Ça commence avec un gros accord de guitare électrique. Lourd, vibrant, très rock. Le deuxième long métrage d'Éric Morin, dont La chasse au Godard d'Abbittibbi avait beaucoup séduit il y a six ans, annonce d'entrée de jeu ses couleurs.

Nous sommes Gold sera imprégné de cette ambiance, un peu à la Nick Cave, de laquelle émane un spleen existentiel et collectif. Même si on pense alors entrer dans un univers décoloré de plusieurs nuances de gris, ce film, étonnamment, ne sombre jamais dans la déprime. La dynamique liant les trois personnages principaux - des amis - est même plutôt tonique, d'autant qu'elle repose sur de joyeuses retrouvailles.

En revenant dans la petite ville minière abitibienne qu'elle a quittée il y a longtemps pour aller faire une carrière de rockeuse dans un band européen, Marianne (Monia Chokri) retrouve en effet son monde «d'avant», où rien ne semble avoir changé, mais où, pourtant, plus rien n'est pareil.

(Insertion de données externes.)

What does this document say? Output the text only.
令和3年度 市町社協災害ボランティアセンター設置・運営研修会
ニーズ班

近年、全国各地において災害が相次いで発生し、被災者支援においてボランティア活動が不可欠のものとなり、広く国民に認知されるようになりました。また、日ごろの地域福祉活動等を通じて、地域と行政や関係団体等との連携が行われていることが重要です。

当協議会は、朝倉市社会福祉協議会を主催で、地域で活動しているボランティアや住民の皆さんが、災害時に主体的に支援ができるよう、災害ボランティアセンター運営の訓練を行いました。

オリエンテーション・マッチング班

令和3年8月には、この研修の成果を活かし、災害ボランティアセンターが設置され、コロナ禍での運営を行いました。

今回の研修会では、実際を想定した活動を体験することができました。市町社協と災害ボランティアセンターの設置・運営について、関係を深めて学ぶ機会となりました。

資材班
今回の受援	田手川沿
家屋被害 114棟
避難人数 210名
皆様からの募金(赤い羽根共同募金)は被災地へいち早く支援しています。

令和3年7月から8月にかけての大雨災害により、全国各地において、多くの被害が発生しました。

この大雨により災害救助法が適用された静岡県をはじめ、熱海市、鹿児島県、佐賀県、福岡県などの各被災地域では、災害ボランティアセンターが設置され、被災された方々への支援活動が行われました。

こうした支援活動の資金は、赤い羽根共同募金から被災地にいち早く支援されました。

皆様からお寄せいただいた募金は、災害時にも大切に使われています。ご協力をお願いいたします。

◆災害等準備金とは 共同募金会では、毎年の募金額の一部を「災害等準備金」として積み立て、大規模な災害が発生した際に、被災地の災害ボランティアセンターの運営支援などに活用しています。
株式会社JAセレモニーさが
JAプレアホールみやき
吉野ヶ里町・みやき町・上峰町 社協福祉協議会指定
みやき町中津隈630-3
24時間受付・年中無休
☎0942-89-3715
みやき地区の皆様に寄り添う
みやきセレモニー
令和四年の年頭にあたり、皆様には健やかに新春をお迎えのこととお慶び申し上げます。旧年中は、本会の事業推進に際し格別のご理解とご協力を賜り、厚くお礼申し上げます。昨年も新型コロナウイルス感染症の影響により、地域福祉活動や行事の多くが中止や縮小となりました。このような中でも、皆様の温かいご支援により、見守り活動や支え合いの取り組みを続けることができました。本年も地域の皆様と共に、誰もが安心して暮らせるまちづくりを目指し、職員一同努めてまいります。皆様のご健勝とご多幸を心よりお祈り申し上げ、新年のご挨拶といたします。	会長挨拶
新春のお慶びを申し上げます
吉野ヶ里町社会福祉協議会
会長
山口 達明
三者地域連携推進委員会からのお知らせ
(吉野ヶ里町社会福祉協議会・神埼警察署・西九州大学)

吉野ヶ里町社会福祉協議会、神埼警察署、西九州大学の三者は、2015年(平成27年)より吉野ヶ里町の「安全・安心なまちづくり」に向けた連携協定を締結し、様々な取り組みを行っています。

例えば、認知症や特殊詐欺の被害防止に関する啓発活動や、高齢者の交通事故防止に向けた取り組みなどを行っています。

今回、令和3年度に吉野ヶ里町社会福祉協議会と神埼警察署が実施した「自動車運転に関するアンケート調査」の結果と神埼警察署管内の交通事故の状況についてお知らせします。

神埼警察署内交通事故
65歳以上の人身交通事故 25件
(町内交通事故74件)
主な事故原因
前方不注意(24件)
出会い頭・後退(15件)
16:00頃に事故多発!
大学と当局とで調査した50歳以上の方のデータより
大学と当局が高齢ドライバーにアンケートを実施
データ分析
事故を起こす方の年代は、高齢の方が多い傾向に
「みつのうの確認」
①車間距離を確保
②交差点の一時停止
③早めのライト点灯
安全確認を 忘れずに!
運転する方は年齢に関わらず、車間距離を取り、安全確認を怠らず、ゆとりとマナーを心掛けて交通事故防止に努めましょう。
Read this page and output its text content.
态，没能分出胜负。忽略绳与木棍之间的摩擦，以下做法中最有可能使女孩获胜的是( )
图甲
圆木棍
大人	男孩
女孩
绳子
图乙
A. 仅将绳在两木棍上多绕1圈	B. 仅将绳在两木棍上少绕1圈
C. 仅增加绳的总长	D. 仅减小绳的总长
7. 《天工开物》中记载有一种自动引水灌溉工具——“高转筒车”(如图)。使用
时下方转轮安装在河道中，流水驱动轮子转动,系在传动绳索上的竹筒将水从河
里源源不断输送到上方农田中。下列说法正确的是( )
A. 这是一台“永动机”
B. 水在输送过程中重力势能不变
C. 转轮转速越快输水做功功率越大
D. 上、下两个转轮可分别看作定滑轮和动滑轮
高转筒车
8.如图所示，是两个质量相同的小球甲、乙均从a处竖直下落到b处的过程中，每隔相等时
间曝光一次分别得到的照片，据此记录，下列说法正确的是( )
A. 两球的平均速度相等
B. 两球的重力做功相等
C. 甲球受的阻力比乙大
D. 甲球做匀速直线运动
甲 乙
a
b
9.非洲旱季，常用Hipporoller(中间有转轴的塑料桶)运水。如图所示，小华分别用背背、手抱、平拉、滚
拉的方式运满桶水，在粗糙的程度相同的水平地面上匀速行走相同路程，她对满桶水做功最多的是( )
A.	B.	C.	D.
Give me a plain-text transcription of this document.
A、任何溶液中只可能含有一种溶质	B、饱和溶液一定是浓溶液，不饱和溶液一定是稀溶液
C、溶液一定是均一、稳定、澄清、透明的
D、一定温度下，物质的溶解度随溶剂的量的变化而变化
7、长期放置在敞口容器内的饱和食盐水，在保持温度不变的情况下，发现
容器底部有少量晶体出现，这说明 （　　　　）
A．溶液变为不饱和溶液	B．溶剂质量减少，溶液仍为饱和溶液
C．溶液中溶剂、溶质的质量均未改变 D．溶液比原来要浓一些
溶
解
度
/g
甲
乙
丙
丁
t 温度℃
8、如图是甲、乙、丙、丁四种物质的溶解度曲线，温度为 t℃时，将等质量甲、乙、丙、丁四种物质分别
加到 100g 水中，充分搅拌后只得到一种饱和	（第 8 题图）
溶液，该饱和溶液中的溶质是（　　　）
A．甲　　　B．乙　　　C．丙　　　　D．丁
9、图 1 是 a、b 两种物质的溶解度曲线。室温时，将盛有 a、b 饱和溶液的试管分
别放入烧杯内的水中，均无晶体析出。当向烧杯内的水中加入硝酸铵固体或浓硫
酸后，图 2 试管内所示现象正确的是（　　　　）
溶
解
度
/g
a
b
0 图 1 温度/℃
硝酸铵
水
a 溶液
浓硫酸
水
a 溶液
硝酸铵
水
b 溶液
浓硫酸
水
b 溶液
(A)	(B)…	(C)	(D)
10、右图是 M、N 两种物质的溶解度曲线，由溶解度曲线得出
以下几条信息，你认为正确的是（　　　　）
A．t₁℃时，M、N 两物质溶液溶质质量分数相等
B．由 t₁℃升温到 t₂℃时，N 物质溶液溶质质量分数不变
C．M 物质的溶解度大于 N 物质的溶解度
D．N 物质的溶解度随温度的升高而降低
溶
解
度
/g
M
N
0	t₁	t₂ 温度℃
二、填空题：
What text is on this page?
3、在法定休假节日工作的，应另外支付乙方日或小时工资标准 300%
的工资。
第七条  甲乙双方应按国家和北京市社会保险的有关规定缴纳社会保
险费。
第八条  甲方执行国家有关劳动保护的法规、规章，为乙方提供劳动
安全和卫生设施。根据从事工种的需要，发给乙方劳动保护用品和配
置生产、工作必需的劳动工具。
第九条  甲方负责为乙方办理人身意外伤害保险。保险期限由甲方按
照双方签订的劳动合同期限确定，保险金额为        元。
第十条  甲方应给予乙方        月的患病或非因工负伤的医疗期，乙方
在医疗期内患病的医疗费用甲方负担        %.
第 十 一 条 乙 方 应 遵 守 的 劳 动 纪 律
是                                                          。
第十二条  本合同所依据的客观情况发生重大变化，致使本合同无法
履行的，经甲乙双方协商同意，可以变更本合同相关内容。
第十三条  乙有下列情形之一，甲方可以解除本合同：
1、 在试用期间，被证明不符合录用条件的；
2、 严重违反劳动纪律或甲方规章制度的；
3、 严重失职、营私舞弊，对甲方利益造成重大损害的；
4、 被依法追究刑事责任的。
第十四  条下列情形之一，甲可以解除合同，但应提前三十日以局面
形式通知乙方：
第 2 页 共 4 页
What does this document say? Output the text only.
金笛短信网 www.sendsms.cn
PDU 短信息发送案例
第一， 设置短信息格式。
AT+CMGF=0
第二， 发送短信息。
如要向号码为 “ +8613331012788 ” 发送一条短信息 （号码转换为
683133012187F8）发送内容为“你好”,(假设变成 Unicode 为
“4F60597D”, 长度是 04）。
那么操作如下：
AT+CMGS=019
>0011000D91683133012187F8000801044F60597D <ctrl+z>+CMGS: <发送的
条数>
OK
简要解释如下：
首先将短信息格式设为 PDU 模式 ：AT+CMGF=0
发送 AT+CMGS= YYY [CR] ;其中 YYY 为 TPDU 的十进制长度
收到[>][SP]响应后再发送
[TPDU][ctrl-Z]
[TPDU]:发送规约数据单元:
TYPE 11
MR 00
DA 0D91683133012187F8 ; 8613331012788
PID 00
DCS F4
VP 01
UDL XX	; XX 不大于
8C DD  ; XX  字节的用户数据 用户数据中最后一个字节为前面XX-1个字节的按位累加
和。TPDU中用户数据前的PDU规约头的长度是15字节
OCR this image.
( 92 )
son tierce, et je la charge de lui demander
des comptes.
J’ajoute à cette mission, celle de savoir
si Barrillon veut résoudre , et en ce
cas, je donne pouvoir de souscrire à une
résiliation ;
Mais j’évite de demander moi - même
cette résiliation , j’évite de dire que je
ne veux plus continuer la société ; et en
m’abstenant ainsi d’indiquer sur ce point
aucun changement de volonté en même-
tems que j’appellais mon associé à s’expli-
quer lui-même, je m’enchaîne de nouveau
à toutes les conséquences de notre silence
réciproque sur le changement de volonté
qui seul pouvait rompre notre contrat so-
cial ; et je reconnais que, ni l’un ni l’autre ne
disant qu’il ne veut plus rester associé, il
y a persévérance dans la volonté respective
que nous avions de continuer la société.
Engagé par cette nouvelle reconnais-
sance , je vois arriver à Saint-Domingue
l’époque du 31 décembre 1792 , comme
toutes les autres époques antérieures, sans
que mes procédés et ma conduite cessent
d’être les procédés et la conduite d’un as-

L'effondrement d'une mine, qui a tué 53 personnes 10 ans plus tôt, et dont une seule est ressortie vivante, a traumatisé la petite communauté. Plusieurs plans aériens (superbes images de Jean-François Lord), où l'on montre l'immense espace qu'occupe le trou de la mine, indiquent bien la démesure de l'évènement, tant sur le plan physique que psychologique.

Le récit s'attarde principalement sur Marianne, qui n'a jamais vraiment pu faire son deuil, Christophe (Emmanuel Schwartz), dont le père fut mêlé à l'aspect juridique de la tragédie, et Kevin (Patrick Hivon), le seul survivant de l'effondrement de la mine.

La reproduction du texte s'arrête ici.